The best project
management framework or methodology is the one that can fade away easily in the
background. In other words, if one is doing the right things, it does not get
in the way and it doesn't add new work. The latter part applies both to the practitioners
as well as to the standard setters / bearers inside an organization. Enforcing
a process should not be a thing. Educating practitioners on the process is the
standard setter's mission; if it needs to be enforced, then something is going
against the grain.
But are project
participants doing the right thing if no one is looking? If there are no PMO
enforcers to look at how you are applying the methodology? Is 'what makes
sense' congruous with 'what the methodology prescribes'? In a nutshell, it does
not matter. If project participants cannot rationalize what they are doing with
the conceptual framework of the methodology, then the methodology (or its
application) is too heavy handed and it get in the way.
I found that more
often than not when people have to work at implementing a process or
maintaining its repeatability across an organization, the spirit of the
methodology often gets lost.
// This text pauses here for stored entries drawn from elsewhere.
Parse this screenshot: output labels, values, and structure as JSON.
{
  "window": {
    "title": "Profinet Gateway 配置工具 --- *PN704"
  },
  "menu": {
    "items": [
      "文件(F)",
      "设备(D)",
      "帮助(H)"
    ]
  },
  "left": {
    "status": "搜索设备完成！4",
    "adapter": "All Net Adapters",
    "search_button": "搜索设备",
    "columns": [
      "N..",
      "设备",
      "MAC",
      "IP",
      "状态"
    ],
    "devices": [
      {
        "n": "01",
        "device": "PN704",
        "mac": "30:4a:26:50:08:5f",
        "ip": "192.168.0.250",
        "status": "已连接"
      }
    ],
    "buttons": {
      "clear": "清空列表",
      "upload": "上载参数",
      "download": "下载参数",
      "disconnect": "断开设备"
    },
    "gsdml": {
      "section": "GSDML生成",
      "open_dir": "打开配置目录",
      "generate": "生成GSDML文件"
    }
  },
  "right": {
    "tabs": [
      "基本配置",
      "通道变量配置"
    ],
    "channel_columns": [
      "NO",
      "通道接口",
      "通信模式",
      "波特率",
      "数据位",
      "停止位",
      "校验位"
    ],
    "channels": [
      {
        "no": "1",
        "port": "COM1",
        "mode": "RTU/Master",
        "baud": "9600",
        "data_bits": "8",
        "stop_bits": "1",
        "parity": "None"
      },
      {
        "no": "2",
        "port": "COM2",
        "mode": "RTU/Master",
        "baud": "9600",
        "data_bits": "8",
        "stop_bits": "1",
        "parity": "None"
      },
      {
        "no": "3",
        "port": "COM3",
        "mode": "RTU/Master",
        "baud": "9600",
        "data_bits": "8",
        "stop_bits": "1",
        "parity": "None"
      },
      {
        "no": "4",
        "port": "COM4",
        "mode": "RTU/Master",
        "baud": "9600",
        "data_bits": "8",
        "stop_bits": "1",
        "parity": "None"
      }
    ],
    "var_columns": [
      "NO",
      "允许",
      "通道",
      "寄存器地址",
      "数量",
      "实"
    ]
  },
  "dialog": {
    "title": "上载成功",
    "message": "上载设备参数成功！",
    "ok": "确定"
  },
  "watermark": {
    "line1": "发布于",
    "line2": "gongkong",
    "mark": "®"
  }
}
The best run projects are those that don't have to
think about methodology, but where the methodology becomes second nature,
embedded into everything from individual contributor's updates to team
communications and collaboration. It becomes second nature, it feels natural to
do things in a certain way. It also becomes natural to speak in certain
circumstances and it becomes part of everybody's function to act in a way that
enacts the abstractions of the methodology.